Knepp Estate a 3,500 acre ex arable farm in Sussex is proof of this. Tim had led a team from Derbyshire Wildlife Trust in the early summer to see the pioneering and inspiring work that Charlie Burrell and his wife Isabella Tree have done in wilding their farm.
Just two examples illustrate their success, Nightingales have declined by 90% since the 1970’s across Southern England but have found Knepp and are making it a stronghold, the Emperor butterfly is flourishing there and the early morning air is full of bird song. Tim and his team were astonished and moved by the dawn chorus.
The vision for the uplands is to achieve something similar on a landscape scale for the Peak District.
To enable the landscape to recover and heal itself, to encourage once common species such as Pine Marten and red squirrels to return and thrive. And to provide a wonderful place for us, our children and grandchildren to learn about and appreciate the natural world all around us.
But to do this, to achieve this vision, will require a landscape scale solution.
Tim talked about the isolation of the Derbyshire Wildlife reserves, surrounded as they often are by grouse moors and shooting estates with their traps and snares. The reserves become little refuges for nature but on too small and too fragmented a scale.
A good example of this is the Lady Bower Woods Reserve. The picture below illustrates the point. To the left of the stone wall is the Moscar Grouse Moor, to the right the DWT reserve.
But create a landscape wide approach and then these reserves become isolated no more, but become vital hot spots of wildlife that can then spread out into the wider landscape.

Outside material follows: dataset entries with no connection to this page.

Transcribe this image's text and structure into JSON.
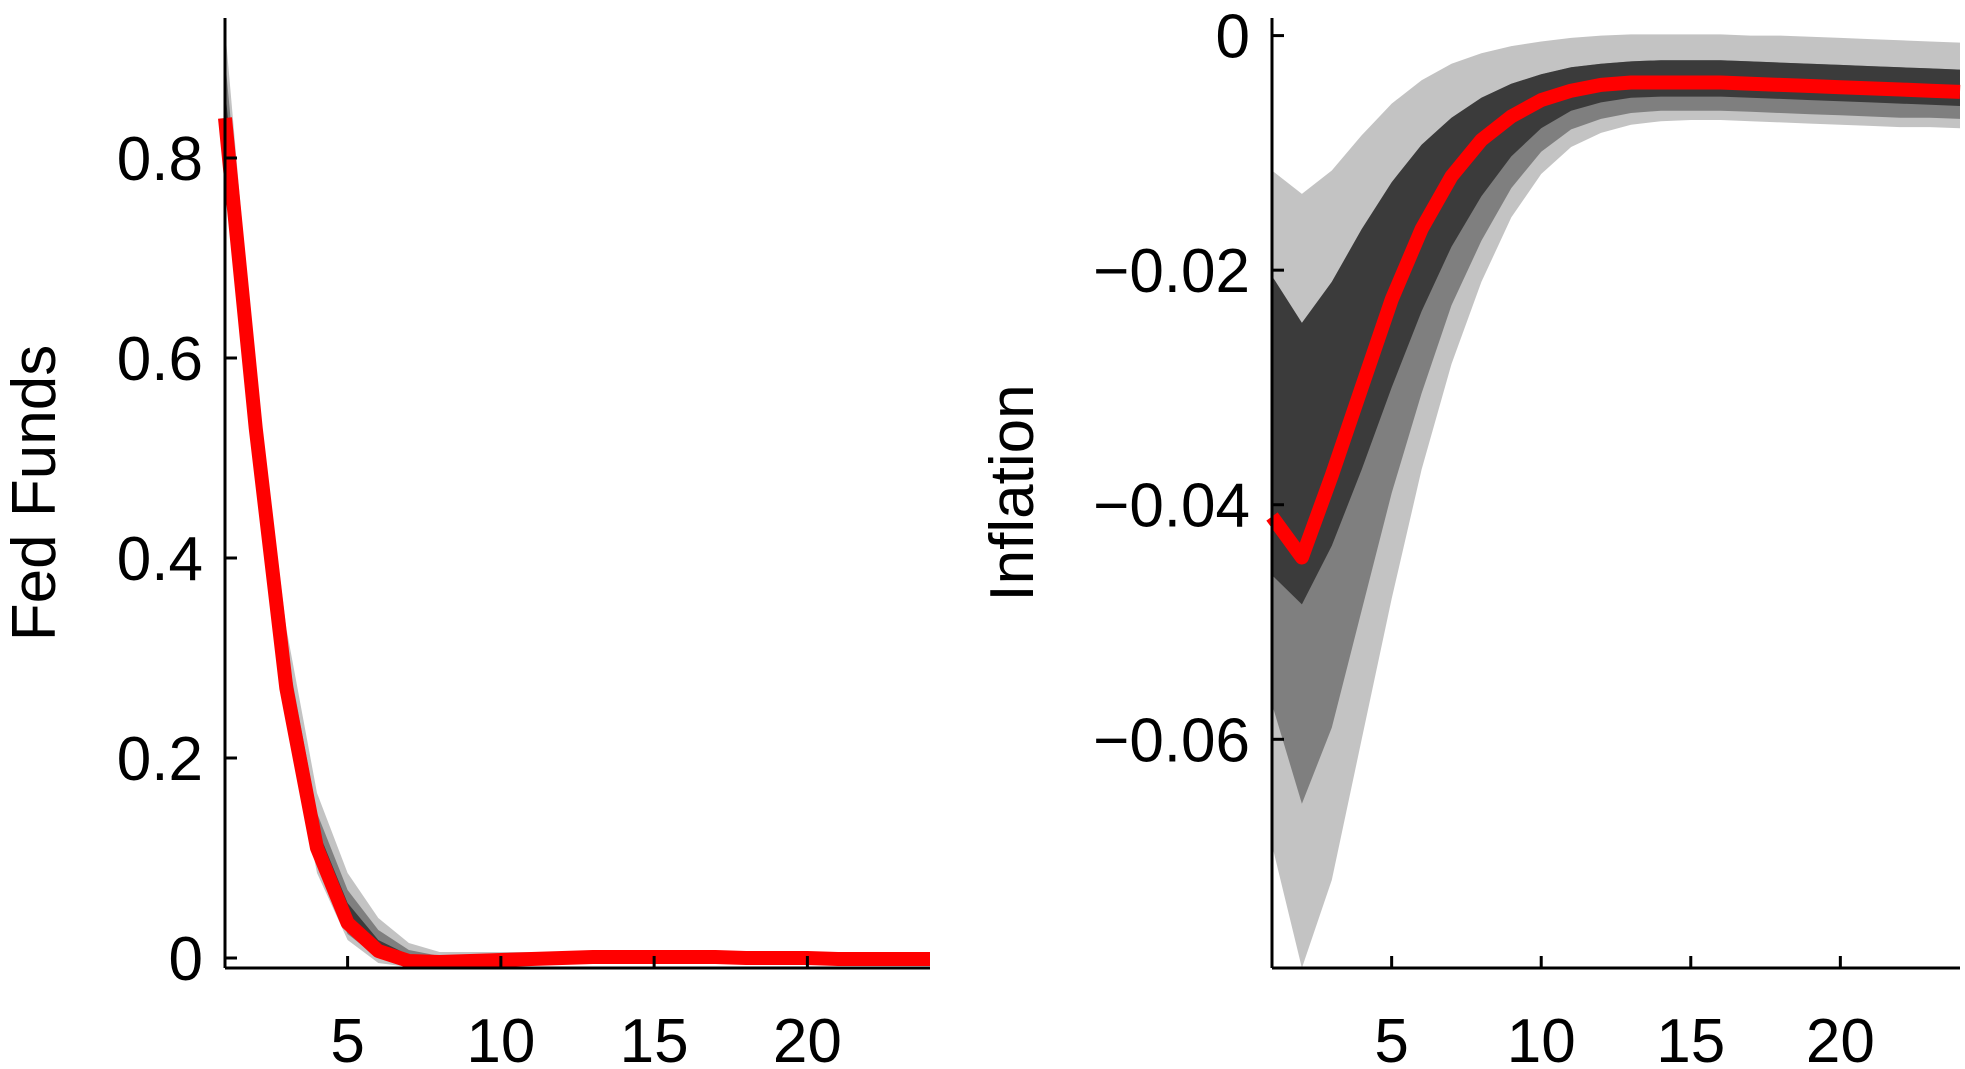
{
  "chart_data": [
    {
      "type": "area",
      "title": "",
      "xlabel": "",
      "ylabel": "Fed Funds",
      "xlim": [
        1,
        24
      ],
      "ylim": [
        -0.01,
        0.94
      ],
      "xticks": [
        5,
        10,
        15,
        20
      ],
      "xtick_labels": [
        "5",
        "10",
        "15",
        "20"
      ],
      "yticks": [
        0,
        0.2,
        0.4,
        0.6,
        0.8
      ],
      "ytick_labels": [
        "0",
        "0.2",
        "0.4",
        "0.6",
        "0.8"
      ],
      "x": [
        1,
        2,
        3,
        4,
        5,
        6,
        7,
        8,
        9,
        10,
        11,
        12,
        13,
        14,
        15,
        16,
        17,
        18,
        19,
        20,
        21,
        22,
        23,
        24
      ],
      "series": [
        {
          "values": [
            0.84,
            0.53,
            0.27,
            0.11,
            0.035,
            0.007,
            -0.003,
            -0.004,
            -0.003,
            -0.002,
            -0.001,
            0,
            0.001,
            0.001,
            0.001,
            0.001,
            0.001,
            0,
            0,
            0,
            -0.001,
            -0.001,
            -0.001,
            -0.001
          ]
        }
      ],
      "bands": [
        {
          "level": "outer",
          "color": "#c3c3c3",
          "lower": [
            0.8,
            0.5,
            0.24,
            0.085,
            0.018,
            -0.005,
            -0.009,
            -0.009,
            -0.008,
            -0.007,
            -0.006,
            -0.005,
            -0.004,
            -0.004,
            -0.004,
            -0.004,
            -0.004,
            -0.004,
            -0.004,
            -0.005,
            -0.005,
            -0.005,
            -0.005,
            -0.005
          ],
          "upper": [
            0.93,
            0.58,
            0.33,
            0.165,
            0.085,
            0.04,
            0.015,
            0.006,
            0.006,
            0.006,
            0.006,
            0.006,
            0.006,
            0.006,
            0.006,
            0.006,
            0.006,
            0.006,
            0.005,
            0.005,
            0.005,
            0.004,
            0.004,
            0.004
          ]
        },
        {
          "level": "middle",
          "color": "#7f7f7f",
          "lower": [
            0.81,
            0.51,
            0.25,
            0.093,
            0.024,
            0,
            -0.007,
            -0.007,
            -0.006,
            -0.005,
            -0.004,
            -0.003,
            -0.002,
            -0.002,
            -0.002,
            -0.002,
            -0.002,
            -0.002,
            -0.003,
            -0.003,
            -0.003,
            -0.003,
            -0.003,
            -0.003
          ],
          "upper": [
            0.9,
            0.565,
            0.31,
            0.145,
            0.068,
            0.028,
            0.008,
            0.002,
            0.003,
            0.003,
            0.004,
            0.004,
            0.004,
            0.004,
            0.004,
            0.004,
            0.004,
            0.004,
            0.003,
            0.003,
            0.003,
            0.002,
            0.002,
            0.002
          ]
        },
        {
          "level": "inner",
          "color": "#3b3b3b",
          "lower": [
            0.83,
            0.52,
            0.26,
            0.1,
            0.03,
            0.003,
            -0.005,
            -0.005,
            -0.004,
            -0.003,
            -0.002,
            -0.001,
            0,
            0,
            0,
            0,
            0,
            0,
            -0.001,
            -0.001,
            -0.002,
            -0.002,
            -0.002,
            -0.002
          ],
          "upper": [
            0.87,
            0.55,
            0.29,
            0.13,
            0.055,
            0.018,
            0.003,
            0,
            0,
            0,
            0.001,
            0.001,
            0.002,
            0.002,
            0.002,
            0.002,
            0.002,
            0.002,
            0.001,
            0.001,
            0.001,
            0,
            0,
            0
          ]
        }
      ],
      "line_color": "#ff0000",
      "grid": false
    },
    {
      "type": "area",
      "title": "",
      "xlabel": "",
      "ylabel": "Inflation",
      "xlim": [
        1,
        24
      ],
      "ylim": [
        -0.0795,
        0.0015
      ],
      "xticks": [
        5,
        10,
        15,
        20
      ],
      "xtick_labels": [
        "5",
        "10",
        "15",
        "20"
      ],
      "yticks": [
        0,
        -0.02,
        -0.04,
        -0.06
      ],
      "ytick_labels": [
        "0",
        "−0.02",
        "−0.04",
        "−0.06"
      ],
      "x": [
        1,
        2,
        3,
        4,
        5,
        6,
        7,
        8,
        9,
        10,
        11,
        12,
        13,
        14,
        15,
        16,
        17,
        18,
        19,
        20,
        21,
        22,
        23,
        24
      ],
      "series": [
        {
          "values": [
            -0.041,
            -0.0445,
            -0.0375,
            -0.03,
            -0.0225,
            -0.0165,
            -0.012,
            -0.0089,
            -0.0069,
            -0.0055,
            -0.0047,
            -0.0042,
            -0.004,
            -0.004,
            -0.004,
            -0.004,
            -0.0041,
            -0.0042,
            -0.0043,
            -0.0044,
            -0.0045,
            -0.0046,
            -0.0047,
            -0.0048
          ]
        }
      ],
      "bands": [
        {
          "level": "outer",
          "color": "#c3c3c3",
          "lower": [
            -0.069,
            -0.0795,
            -0.072,
            -0.06,
            -0.048,
            -0.037,
            -0.028,
            -0.021,
            -0.0155,
            -0.0118,
            -0.0095,
            -0.0083,
            -0.0076,
            -0.0073,
            -0.0072,
            -0.0072,
            -0.0073,
            -0.0074,
            -0.0075,
            -0.0076,
            -0.0077,
            -0.0078,
            -0.0078,
            -0.0079
          ],
          "upper": [
            -0.0115,
            -0.0135,
            -0.0115,
            -0.0085,
            -0.0058,
            -0.0038,
            -0.0024,
            -0.0015,
            -0.0009,
            -0.0005,
            -0.0002,
            0,
            0.0001,
            0.0001,
            0.0001,
            0.0001,
            0,
            0,
            -0.0001,
            -0.0002,
            -0.0003,
            -0.0004,
            -0.0005,
            -0.0006
          ]
        },
        {
          "level": "middle",
          "color": "#7f7f7f",
          "lower": [
            -0.057,
            -0.0655,
            -0.059,
            -0.049,
            -0.039,
            -0.0305,
            -0.023,
            -0.0175,
            -0.013,
            -0.0099,
            -0.008,
            -0.0071,
            -0.0066,
            -0.0064,
            -0.0064,
            -0.0064,
            -0.0065,
            -0.0066,
            -0.0067,
            -0.0068,
            -0.0069,
            -0.007,
            -0.007,
            -0.0071
          ]
        },
        {
          "level": "inner",
          "color": "#3b3b3b",
          "lower": [
            -0.046,
            -0.0485,
            -0.0435,
            -0.037,
            -0.03,
            -0.0235,
            -0.018,
            -0.0137,
            -0.0103,
            -0.0079,
            -0.0064,
            -0.0057,
            -0.0053,
            -0.0052,
            -0.0052,
            -0.0052,
            -0.0053,
            -0.0054,
            -0.0055,
            -0.0056,
            -0.0057,
            -0.0058,
            -0.0059,
            -0.006
          ],
          "upper": [
            -0.0205,
            -0.0245,
            -0.021,
            -0.0165,
            -0.0125,
            -0.0093,
            -0.007,
            -0.0053,
            -0.0041,
            -0.0033,
            -0.0027,
            -0.0024,
            -0.0022,
            -0.0021,
            -0.0021,
            -0.0021,
            -0.0022,
            -0.0023,
            -0.0024,
            -0.0025,
            -0.0026,
            -0.0027,
            -0.0028,
            -0.0029
          ]
        }
      ],
      "line_color": "#ff0000",
      "grid": false
    }
  ]
}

Of course it will all take time. There are a multitude of landowners and stakeholders to consult with and bring on board. But things are changing. Almost daily there is news of new initiatives and schemes, the recent ‘Summit to Shore’ rewilding project in Wales and the plans to restore the Caledonian Forest in Scotland to name but two.

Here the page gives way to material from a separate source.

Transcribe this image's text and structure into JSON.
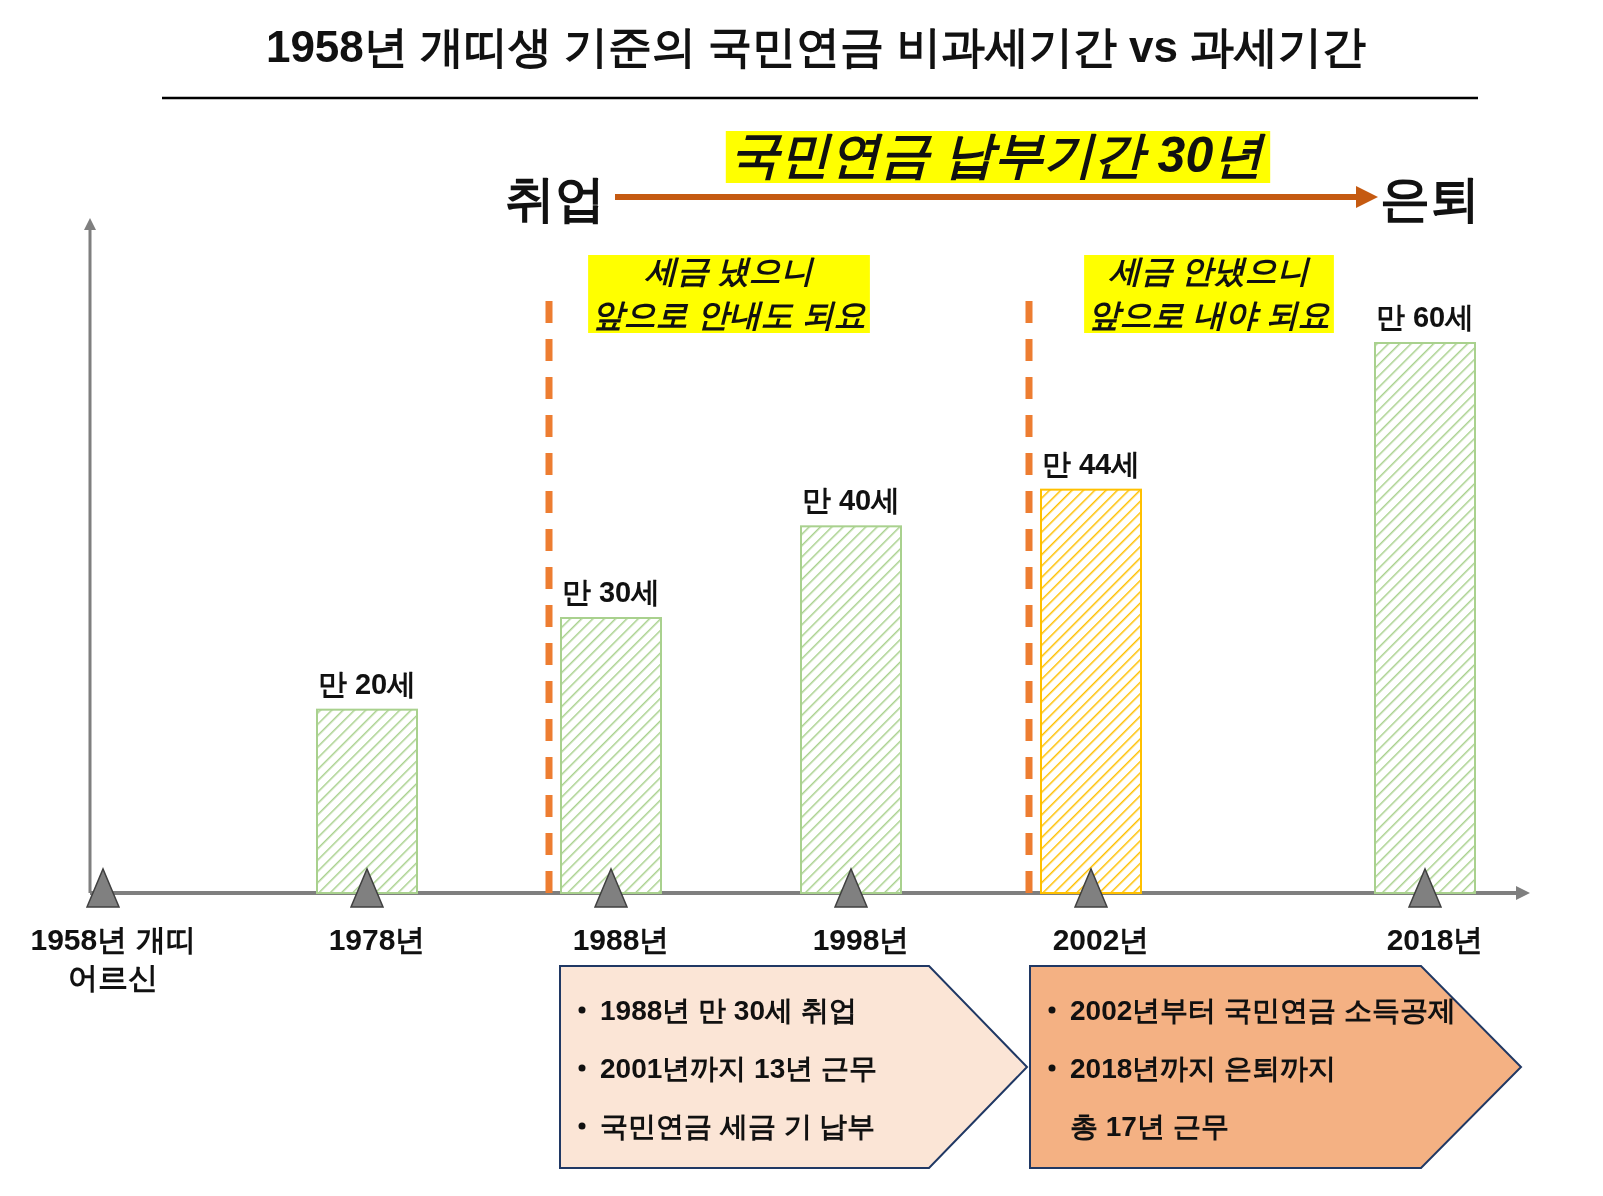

And with the drive and vision of Derbyshire Wildlife Trust and all the other wildlife groups including the work that Buxton Civic Association is doing to create woodland habitats that encourage greater biodiversity, then a grand plan for the Peak District will not be far behind.
One day soon perhaps there will no need for a fence and we can learn how to let nature survive and thrive alongside us.
A Peak District teeming with wildlife, with wildflowers and trees and scrub, where bird song and the hum of insects is taken for granted again, and who knows what might be lurking in the undergrowth or surprise you round the next corner in the forest.
That is some vision, and some picture. It is something worth working for.